Hoje, o mesmo Mark Rutte vai reunir o Conselho de Ministros em Haia para apresentar a demissão do seu governo. A ruptura deu-se no sábado, quando o Partido da Liberdade (extrema-direita) rompeu a coligação governamental, recusando-se a dar o aval ao pacote de austeridade que vai permitir à Holanda atingir o défice de 3% previsto no tratado. E assim, inesperadamente, a cabeça de Rutte acabará a seguir o destino dos seus colegas do Sul, cujos governos colapsaram por causa dos pacotes de austeridade.

Foi o líder da extrema-direita, Geert Wilders, que acabou com a harmonia no governo holandês. Wilders rejeitou o programa de austeridade – que implicava cortes de cerca 14 mil milhões de euros no orçamento – justificando não aceitar que os cidadãos holandeses fossem obrigados a pagar dos seus bolsos “as exigências insensatas de Bruxelas”.

“Não queremos seguir as ordens de Bruxelas”, disse Wilders, citado pelo Financial Times. “Não queremos ver os nossos reformados a sangrar em nome dos diktats de Bruxelas”.

Agora, o passo seguinte é a convocação das eleições antecipadas. No sábado, dia do colapso da coligação, Mark Rutte considerou-as inevitáveis. Hoje, depois da reunião do Conselho de Ministros, vai apresentar a demissão à rainha. Tudo indica que se manterá em funções, enquanto primeiro-ministro demissionário, até à realização das eleições – provavelmente em Setembro.

A questão é o cumprimento da meta do défice. Com a extrema-direita fora de jogo, os dois partidos à esquerda do Liberal de Rutte admitem até dar o acordo a um orçamento com alguns cortes.
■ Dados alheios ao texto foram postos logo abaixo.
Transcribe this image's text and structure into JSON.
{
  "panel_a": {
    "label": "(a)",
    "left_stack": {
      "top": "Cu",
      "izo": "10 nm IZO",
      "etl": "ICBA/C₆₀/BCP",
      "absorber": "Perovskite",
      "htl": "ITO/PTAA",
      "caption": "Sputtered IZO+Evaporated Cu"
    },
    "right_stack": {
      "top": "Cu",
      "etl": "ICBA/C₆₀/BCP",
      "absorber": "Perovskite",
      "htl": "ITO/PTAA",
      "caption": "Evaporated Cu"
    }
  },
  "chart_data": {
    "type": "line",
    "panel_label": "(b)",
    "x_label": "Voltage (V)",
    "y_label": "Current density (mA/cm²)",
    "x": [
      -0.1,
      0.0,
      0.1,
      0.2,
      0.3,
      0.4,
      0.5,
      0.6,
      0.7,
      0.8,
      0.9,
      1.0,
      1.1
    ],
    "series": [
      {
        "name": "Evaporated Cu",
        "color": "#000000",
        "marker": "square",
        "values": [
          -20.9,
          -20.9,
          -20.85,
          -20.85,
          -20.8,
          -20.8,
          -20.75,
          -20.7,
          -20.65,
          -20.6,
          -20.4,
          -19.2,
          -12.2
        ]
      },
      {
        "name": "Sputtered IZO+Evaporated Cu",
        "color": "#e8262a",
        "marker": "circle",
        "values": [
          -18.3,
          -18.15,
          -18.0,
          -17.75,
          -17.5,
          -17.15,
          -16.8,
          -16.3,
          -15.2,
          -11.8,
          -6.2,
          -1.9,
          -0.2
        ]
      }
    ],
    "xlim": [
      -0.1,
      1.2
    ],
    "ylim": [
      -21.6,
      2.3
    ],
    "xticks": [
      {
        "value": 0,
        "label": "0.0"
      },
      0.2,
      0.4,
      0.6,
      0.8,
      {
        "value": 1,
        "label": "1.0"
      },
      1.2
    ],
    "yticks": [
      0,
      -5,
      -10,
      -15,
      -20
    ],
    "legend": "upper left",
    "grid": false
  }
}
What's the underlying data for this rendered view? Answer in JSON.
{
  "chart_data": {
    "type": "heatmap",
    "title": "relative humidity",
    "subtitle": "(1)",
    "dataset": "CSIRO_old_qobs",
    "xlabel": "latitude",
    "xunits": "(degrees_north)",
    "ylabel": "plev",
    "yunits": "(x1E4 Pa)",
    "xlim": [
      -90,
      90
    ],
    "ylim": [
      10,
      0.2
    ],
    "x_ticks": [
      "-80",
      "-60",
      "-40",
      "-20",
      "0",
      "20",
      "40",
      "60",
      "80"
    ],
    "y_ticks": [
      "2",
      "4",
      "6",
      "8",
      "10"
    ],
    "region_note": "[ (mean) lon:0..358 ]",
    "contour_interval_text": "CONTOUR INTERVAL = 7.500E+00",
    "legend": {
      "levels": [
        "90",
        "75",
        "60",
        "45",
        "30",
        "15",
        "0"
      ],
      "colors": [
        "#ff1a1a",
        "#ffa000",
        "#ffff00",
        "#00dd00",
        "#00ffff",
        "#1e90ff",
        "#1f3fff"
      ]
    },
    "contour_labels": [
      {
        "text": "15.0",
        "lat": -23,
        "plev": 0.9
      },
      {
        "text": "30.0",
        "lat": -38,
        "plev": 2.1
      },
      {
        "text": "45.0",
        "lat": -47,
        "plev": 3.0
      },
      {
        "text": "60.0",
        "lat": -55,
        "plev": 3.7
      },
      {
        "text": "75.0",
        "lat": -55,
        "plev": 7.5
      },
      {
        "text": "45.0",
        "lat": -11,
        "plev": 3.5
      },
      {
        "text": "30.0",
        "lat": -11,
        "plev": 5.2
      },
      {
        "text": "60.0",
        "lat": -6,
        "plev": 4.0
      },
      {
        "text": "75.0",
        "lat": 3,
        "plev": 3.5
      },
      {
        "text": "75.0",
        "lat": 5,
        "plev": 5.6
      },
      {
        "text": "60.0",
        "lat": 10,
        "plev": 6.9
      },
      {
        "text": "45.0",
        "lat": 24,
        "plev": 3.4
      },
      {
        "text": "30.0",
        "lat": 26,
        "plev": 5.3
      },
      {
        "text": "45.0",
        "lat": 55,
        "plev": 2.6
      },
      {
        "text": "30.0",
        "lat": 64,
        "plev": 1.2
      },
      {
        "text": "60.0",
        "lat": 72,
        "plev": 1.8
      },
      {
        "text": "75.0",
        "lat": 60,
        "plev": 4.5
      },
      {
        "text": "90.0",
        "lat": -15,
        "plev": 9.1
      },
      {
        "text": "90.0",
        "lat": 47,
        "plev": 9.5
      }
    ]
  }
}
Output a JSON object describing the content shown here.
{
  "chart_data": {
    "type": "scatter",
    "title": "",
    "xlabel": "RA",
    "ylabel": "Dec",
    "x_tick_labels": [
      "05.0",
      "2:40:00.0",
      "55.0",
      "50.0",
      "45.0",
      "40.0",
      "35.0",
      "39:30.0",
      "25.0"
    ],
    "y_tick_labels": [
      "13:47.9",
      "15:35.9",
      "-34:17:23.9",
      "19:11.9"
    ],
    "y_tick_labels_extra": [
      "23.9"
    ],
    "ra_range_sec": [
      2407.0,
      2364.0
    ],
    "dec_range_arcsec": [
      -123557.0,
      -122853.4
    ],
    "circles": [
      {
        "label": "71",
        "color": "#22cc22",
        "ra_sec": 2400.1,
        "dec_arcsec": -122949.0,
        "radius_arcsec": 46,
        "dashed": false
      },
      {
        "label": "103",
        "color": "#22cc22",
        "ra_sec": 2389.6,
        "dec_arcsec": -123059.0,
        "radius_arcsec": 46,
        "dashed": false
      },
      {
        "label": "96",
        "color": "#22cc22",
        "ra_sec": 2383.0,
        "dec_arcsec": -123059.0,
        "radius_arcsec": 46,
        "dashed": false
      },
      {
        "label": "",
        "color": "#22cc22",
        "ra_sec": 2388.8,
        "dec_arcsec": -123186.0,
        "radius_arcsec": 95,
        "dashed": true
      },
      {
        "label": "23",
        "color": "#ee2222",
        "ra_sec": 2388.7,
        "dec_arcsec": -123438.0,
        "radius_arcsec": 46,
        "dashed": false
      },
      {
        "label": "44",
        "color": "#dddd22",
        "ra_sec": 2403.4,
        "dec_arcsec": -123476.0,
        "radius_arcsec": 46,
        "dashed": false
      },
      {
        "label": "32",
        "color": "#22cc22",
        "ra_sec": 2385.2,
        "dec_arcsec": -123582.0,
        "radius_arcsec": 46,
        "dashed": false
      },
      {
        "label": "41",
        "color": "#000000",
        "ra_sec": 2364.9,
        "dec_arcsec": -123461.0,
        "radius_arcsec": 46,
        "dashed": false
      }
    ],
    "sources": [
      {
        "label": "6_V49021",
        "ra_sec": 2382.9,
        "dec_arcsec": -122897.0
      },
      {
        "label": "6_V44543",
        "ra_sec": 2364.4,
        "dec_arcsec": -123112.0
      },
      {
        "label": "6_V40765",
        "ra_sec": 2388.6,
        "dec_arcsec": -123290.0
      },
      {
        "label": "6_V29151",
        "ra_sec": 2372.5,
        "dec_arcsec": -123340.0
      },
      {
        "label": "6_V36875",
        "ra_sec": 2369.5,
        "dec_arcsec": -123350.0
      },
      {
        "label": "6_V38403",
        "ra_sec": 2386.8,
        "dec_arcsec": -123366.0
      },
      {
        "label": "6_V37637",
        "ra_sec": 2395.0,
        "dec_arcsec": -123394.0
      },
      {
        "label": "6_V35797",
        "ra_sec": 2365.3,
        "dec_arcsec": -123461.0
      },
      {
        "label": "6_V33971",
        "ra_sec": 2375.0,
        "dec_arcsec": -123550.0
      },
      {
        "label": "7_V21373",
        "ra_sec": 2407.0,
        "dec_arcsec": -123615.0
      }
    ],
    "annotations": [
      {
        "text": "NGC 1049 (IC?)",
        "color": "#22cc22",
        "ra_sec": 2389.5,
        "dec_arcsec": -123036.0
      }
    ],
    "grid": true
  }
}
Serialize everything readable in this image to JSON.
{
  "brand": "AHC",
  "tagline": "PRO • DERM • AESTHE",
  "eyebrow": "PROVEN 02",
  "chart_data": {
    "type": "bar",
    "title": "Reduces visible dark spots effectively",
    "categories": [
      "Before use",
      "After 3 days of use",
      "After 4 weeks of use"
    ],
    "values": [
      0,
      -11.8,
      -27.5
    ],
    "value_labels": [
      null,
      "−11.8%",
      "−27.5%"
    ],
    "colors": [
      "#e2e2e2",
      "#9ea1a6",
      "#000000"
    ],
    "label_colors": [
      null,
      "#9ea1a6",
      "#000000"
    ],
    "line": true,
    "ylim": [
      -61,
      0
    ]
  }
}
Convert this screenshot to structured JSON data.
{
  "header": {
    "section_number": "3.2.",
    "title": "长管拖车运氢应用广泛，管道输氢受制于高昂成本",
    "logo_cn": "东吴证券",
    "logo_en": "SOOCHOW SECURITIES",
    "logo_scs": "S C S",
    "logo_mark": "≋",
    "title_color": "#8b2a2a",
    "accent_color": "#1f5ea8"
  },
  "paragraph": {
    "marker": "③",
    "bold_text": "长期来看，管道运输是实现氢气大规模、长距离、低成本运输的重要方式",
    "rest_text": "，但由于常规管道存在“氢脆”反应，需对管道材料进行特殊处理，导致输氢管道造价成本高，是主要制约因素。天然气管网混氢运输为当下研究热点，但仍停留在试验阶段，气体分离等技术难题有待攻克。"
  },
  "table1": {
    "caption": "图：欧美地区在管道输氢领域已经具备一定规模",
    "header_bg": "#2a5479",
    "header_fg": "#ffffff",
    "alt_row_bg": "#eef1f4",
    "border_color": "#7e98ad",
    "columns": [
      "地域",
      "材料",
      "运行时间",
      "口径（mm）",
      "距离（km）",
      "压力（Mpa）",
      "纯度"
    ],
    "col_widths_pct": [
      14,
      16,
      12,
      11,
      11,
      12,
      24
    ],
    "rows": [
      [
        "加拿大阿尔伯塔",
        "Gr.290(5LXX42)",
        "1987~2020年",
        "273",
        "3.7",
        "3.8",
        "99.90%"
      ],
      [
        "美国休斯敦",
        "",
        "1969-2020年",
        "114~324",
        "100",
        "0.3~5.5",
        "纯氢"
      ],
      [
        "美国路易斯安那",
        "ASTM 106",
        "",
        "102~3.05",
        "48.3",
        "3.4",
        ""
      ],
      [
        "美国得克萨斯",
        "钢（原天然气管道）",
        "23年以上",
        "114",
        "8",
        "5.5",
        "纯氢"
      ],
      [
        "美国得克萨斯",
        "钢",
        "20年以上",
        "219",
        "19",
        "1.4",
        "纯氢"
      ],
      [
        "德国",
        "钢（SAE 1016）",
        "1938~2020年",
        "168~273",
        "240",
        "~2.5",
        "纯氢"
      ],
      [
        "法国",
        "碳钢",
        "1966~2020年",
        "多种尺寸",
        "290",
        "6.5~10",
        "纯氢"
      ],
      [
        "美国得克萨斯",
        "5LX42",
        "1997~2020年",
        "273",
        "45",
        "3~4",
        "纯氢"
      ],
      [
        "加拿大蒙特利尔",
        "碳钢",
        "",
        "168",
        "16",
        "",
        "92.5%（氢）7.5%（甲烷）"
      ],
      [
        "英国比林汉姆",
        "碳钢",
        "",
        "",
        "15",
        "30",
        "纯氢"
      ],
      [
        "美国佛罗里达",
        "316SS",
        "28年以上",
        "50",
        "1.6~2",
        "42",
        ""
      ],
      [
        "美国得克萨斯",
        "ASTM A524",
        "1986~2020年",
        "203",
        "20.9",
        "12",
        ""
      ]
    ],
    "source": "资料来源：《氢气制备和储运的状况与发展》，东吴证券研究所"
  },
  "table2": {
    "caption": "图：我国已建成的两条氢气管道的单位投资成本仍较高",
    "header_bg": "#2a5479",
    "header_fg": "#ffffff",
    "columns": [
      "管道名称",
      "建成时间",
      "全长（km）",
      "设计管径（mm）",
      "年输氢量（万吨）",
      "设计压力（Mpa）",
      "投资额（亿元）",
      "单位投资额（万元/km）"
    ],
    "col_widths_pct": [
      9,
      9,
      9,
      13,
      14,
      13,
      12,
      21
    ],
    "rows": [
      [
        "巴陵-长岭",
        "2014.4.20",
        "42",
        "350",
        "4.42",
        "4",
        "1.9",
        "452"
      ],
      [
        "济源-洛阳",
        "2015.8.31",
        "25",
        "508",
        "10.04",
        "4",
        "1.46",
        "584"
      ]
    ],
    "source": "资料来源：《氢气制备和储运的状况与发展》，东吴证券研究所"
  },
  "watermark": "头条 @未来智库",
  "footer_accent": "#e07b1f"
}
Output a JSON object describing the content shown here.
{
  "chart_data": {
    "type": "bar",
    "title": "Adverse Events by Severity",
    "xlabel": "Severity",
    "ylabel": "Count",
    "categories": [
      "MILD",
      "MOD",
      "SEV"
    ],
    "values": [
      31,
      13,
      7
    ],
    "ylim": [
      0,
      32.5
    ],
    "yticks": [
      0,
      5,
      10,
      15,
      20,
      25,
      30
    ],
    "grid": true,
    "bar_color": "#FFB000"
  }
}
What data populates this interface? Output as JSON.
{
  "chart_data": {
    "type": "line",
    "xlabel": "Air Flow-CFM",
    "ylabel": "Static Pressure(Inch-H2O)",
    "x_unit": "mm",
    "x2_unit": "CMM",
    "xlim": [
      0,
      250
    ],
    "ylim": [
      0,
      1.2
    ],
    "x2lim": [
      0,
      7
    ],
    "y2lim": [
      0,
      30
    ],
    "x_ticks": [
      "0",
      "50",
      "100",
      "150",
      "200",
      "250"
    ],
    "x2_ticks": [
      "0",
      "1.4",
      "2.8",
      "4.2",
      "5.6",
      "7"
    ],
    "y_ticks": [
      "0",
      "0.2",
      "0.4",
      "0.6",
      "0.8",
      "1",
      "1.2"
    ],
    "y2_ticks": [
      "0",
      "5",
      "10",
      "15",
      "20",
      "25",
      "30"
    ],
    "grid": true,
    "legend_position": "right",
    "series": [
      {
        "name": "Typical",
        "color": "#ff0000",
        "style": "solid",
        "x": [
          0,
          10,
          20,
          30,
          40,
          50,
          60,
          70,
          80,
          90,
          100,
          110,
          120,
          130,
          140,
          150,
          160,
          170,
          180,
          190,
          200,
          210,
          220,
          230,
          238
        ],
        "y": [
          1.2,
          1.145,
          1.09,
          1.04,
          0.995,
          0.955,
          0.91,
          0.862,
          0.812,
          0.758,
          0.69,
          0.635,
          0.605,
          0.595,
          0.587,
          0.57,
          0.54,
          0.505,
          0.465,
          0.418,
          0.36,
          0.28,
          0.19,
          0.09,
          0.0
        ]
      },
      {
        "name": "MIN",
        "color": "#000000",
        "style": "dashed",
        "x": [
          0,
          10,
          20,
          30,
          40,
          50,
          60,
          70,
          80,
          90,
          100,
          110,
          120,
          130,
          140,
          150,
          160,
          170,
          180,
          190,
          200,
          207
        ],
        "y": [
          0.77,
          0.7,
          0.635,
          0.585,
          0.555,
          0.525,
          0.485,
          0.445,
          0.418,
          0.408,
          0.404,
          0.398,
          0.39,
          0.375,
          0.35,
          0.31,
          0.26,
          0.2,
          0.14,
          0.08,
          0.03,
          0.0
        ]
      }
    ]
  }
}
Mas nenhum dos dois partidos de esquerda (um eurocéptico, outro mais europeísta) quer ver o défice atingir os 3% já em 2013. A desaceleração da economia faz prever que em 2013 o défice chegue aos 4,6%. Foi para evitar esta ruptura com as metas de Bruxelas que o primeiro- -ministro apresentou o novo programa de cortes, chumbado pelo seu ex-parceiro de coligação.

Antes do colapso da coligação governamental, a Holanda já tinha sido ameaçada de corte do seu triplo A pela agência de rating Fitch. A ameaça provém do risco do mercado imobiliário holandês, onde o número de casas por vender atinge níveis do Sul da Europa. Desde 2008, o número de casas à venda duplicou na Holanda. O jornal holandês “Volkskrant” diz que “o mercado imobiliário está em coma”, com o número de licenças de construção a atingir o nível mais baixo desde 1953. A recessão na zona euro não melhorou a situação.

A dívida das famílias holandesas aos bancos está entre as mais elevadas da zona do euro: em 2010, o Eurostat apontava uma dívida de 249% do PIB, em comparação com 202% na Irlanda, 149% no Reino Unido, 124% na Espanha, 90% na Alemanha, 78% na França e 66% na Itália. Aparentemente, o primeiro-ministro que hoje vai demitir-se formalmente, foi apanhado de surpresa com a recusa, no sábado, do líder do Partido da Liberdade em apoiar os novos cortes. Chegou a dizer que “já estava tudo fechado” quando Wilders decidiu rasgar tudo e ficar de fora de um orçamento de austeridade, sempre impopular.

Quando o pacto fiscal aprovado recentemente pelo conselho europeu põe em crise um dos países mais “bem-comportados”, pode ser o futuro do pacto a estar em questão. Agora, é um demissionário Rutte que vai tentar convencer a esquerda a consensualizar alguns cortes para apresentar em Bruxelas.